Die Algorithmen können durch entsprechende Prozesse des sogenannten „machine learning“ schließlich auf Basis von Datenmustern Ereignisse voraussagen, also beispielsweise das Risiko für eine klinische Mastitis errechnen und Risikotiere anzeigen. Die Datenintegration kann aber auch sensor-unabhängige Daten umfassen wie Milchmengenmessung, tierärztlich erhobene Befunde oder wirtschaftliche Rahmendaten. Von der Entscheidungsunterstützung ergebe sich hier der nächste Entwicklungsschritt zur Entscheidungsfindung („decision making“), bei der ein System die sich auf Basis der erhaltenen Informationen anbietenden Optionen wie Separierung, Behandlung, Besamung usw. dem Tierhalter anbiete oder sogar selbst umsetze, beispielsweise indem ein Besamungsauftrag bei festgestellter Brunst automatisch übermittelt oder ein Tier durch Programmierung der Tierseparation in eine andere Gruppe überführt werde. Diese Stufe kann als vollständige Umsetzung des Konzeptes des PLF verstanden werden: Die Sensoren sind hierbei lediglich Lieferanten von Information, welche dann von Algorithmen ausgewertet und mit anderen Informationen verknüpft wird. Es ist aber festzustellen, dass derzeit kein Sensorsystem für sich allein eine volle Ausschöpfung der theoretischen Möglichkeiten erreicht.
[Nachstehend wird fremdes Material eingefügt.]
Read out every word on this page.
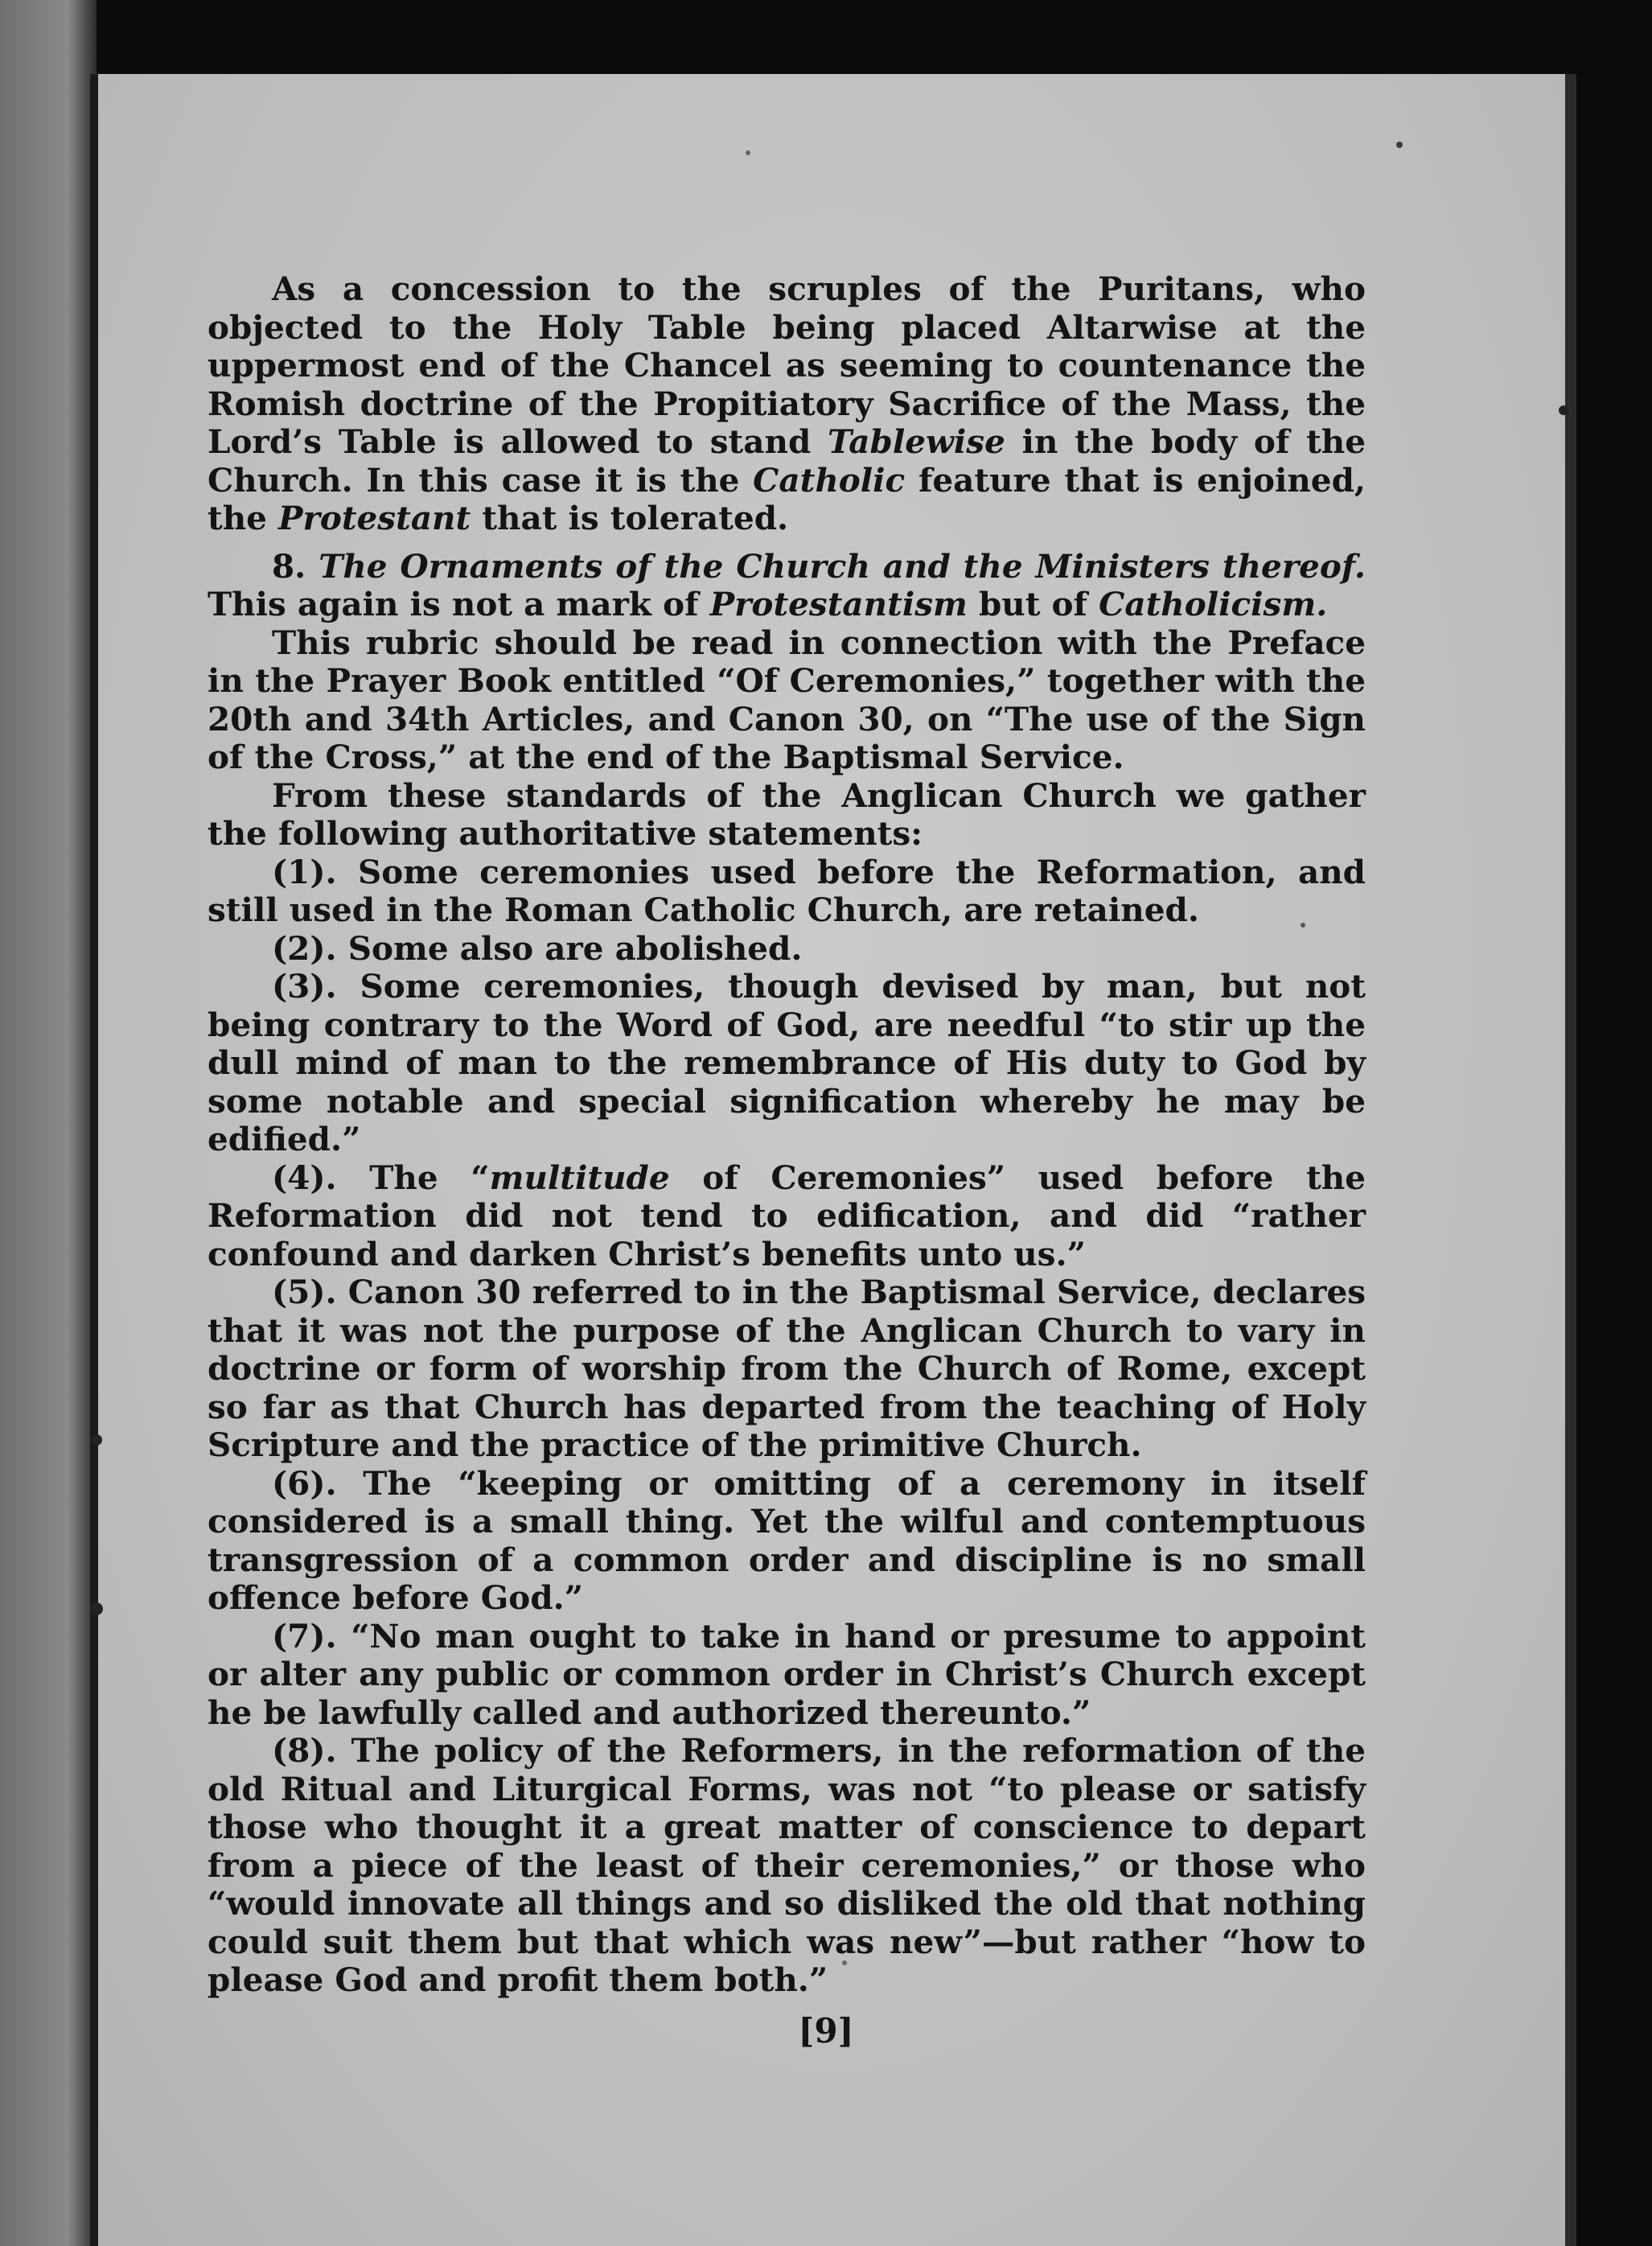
As a concession to the scruples of the Puritans, who objected to the Holy Table being placed Altarwise at the uppermost end of the Chancel as seeming to countenance the Romish doctrine of the Propitiatory Sacrifice of the Mass, the Lord’s Table is allowed to stand Tablewise in the body of the Church. In this case it is the Catholic feature that is enjoined, the Protestant that is tolerated.

8. The Ornaments of the Church and the Ministers thereof. This again is not a mark of Protestantism but of Catholicism.

This rubric should be read in connection with the Preface in the Prayer Book entitled “Of Ceremonies,” together with the 20th and 34th Articles, and Canon 30, on “The use of the Sign of the Cross,” at the end of the Baptismal Service.

From these standards of the Anglican Church we gather the following authoritative statements:

(1). Some ceremonies used before the Reformation, and still used in the Roman Catholic Church, are retained.

(2). Some also are abolished.

(3). Some ceremonies, though devised by man, but not being contrary to the Word of God, are needful “to stir up the dull mind of man to the remembrance of His duty to God by some notable and special signification whereby he may be edified.”

(4). The “multitude of Ceremonies” used before the Reformation did not tend to edification, and did “rather confound and darken Christ’s benefits unto us.”

(5). Canon 30 referred to in the Baptismal Service, declares that it was not the purpose of the Anglican Church to vary in doctrine or form of worship from the Church of Rome, except so far as that Church has departed from the teaching of Holy Scripture and the practice of the primitive Church.

(6). The “keeping or omitting of a ceremony in itself considered is a small thing. Yet the wilful and contemptuous transgression of a common order and discipline is no small offence before God.”

(7). “No man ought to take in hand or presume to appoint or alter any public or common order in Christ’s Church except he be lawfully called and authorized thereunto.”

(8). The policy of the Reformers, in the reformation of the old Ritual and Liturgical Forms, was not “to please or satisfy those who thought it a great matter of conscience to depart from a piece of the least of their ceremonies,” or those who “would innovate all things and so disliked the old that nothing could suit them but that which was new”—but rather “how to please God and profit them both.”

[9]
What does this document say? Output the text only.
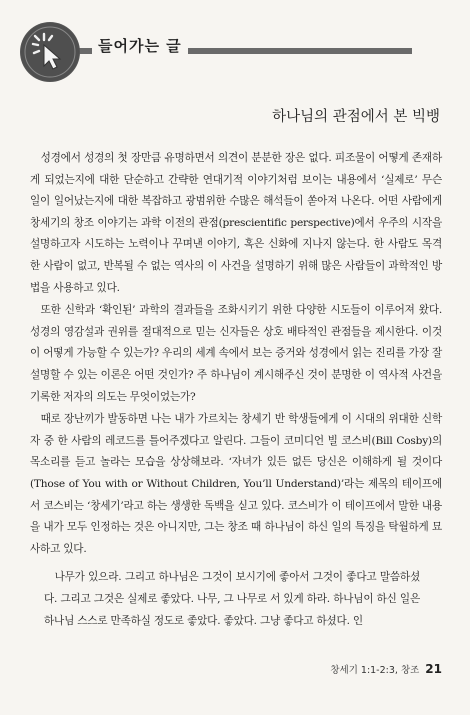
들어가는 글
하나님의 관점에서 본 빅뱅

성경에서 성경의 첫 장만큼 유명하면서 의견이 분분한 장은 없다. 피조물이 어떻게 존재하게 되었는지에 대한 단순하고 간략한 연대기적 이야기처럼 보이는 내용에서 ‘실제로’ 무슨 일이 일어났는지에 대한 복잡하고 광범위한 수많은 해석들이 쏟아져 나온다. 어떤 사람에게 창세기의 창조 이야기는 과학 이전의 관점(prescientific perspective)에서 우주의 시작을 설명하고자 시도하는 노력이나 꾸며낸 이야기, 혹은 신화에 지나지 않는다. 한 사람도 목격한 사람이 없고, 반복될 수 없는 역사의 이 사건을 설명하기 위해 많은 사람들이 과학적인 방법을 사용하고 있다.

또한 신학과 ‘확인된’ 과학의 결과들을 조화시키기 위한 다양한 시도들이 이루어져 왔다. 성경의 영감설과 권위를 절대적으로 믿는 신자들은 상호 배타적인 관점들을 제시한다. 이것이 어떻게 가능할 수 있는가? 우리의 세계 속에서 보는 증거와 성경에서 읽는 진리를 가장 잘 설명할 수 있는 이론은 어떤 것인가? 주 하나님이 계시해주신 것이 분명한 이 역사적 사건을 기록한 저자의 의도는 무엇이었는가?

때로 장난끼가 발동하면 나는 내가 가르치는 창세기 반 학생들에게 이 시대의 위대한 신학자 중 한 사람의 레코드를 틀어주겠다고 알린다. 그들이 코미디언 빌 코스비(Bill Cosby)의 목소리를 듣고 놀라는 모습을 상상해보라. ‘자녀가 있든 없든 당신은 이해하게 될 것이다(Those of You with or Without Children, You’ll Understand)’라는 제목의 테이프에서 코스비는 ‘창세기’라고 하는 생생한 독백을 싣고 있다. 코스비가 이 테이프에서 말한 내용을 내가 모두 인정하는 것은 아니지만, 그는 창조 때 하나님이 하신 일의 특징을 탁월하게 묘사하고 있다.

나무가 있으라. 그리고 하나님은 그것이 보시기에 좋아서 그것이 좋다고 말씀하셨다. 그리고 그것은 실제로 좋았다. 나무, 그 나무로 서 있게 하라. 하나님이 하신 일은 하나님 스스로 만족하실 정도로 좋았다. 좋았다. 그냥 좋다고 하셨다. 인

창세기 1:1-2:3, 창조 21
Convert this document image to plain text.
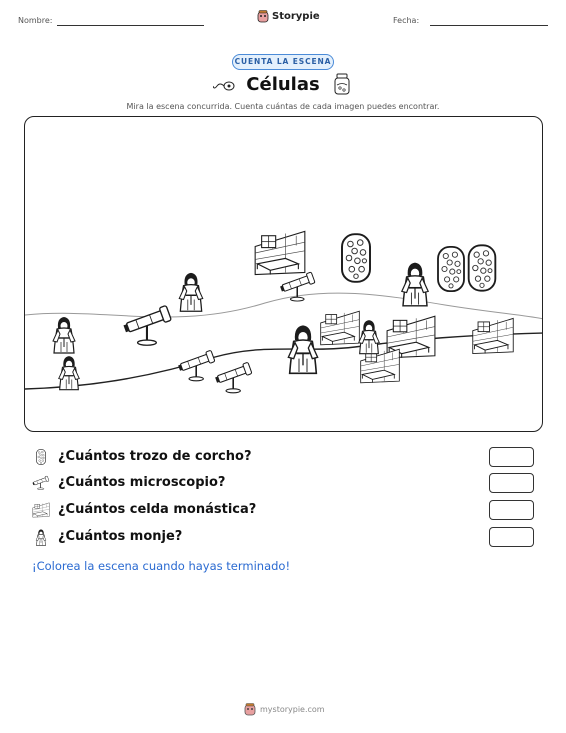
Nombre:	Storypie	Fecha:
CUENTA LA ESCENA
Células
Mira la escena concurrida. Cuenta cuántas de cada imagen puedes encontrar.
¿Cuántos trozo de corcho?
¿Cuántos microscopio?
¿Cuántos celda monástica?
¿Cuántos monje?
¡Colorea la escena cuando hayas terminado!
mystorypie.com
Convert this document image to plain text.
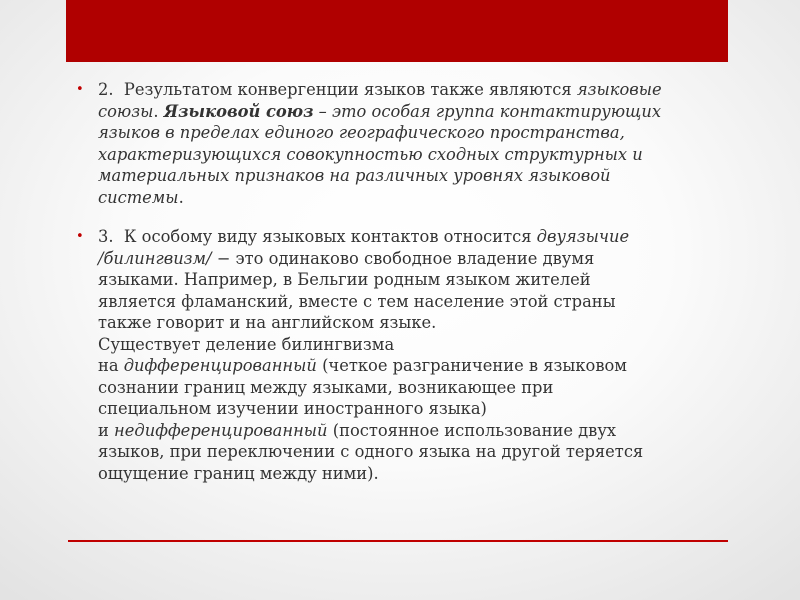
• 2. Результатом конвергенции языков также являются языковые
союзы. Языковой союз – это особая группа контактирующих
языков в пределах единого географического пространства,
характеризующихся совокупностью сходных структурных и
материальных признаков на различных уровнях языковой
системы.
• 3. К особому виду языковых контактов относится двуязычие
/билингвизм/ − это одинаково свободное владение двумя
языками. Например, в Бельгии родным языком жителей
является фламанский, вместе с тем население этой страны
также говорит и на английском языке.
Существует деление билингвизма
на дифференцированный (четкое разграничение в языковом
сознании границ между языками, возникающее при
специальном изучении иностранного языка)
и недифференцированный (постоянное использование двух
языков, при переключении с одного языка на другой теряется
ощущение границ между ними).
Anwender sind also vorerst auf eine Kombination von Systemen angewiesen, sollten sie eine vollständige Überwachung und Steuerung der Milchviehherde anstreben.

Algorithmen
Unter „Algorithmus“ wird ein „Rechenvorgang nach einem bestimmten [sich wiederholenden] Schema“ (Duden 2021b) verstanden. Ein Algorithmus ist also ein standardisierter, iterativer Vorgang, der dazu dient, Informationen mittels eines festgelegten Prozesses zu Aussagen zu verarbeiten. Wie bereits erwähnt, dienen Algorithmen im Rahmen des PLF dazu, aus Sensordaten oder anderen Informationen, wie z.B. Lebensereignissen der Kuh, anwendbare Informationen zu schaffen.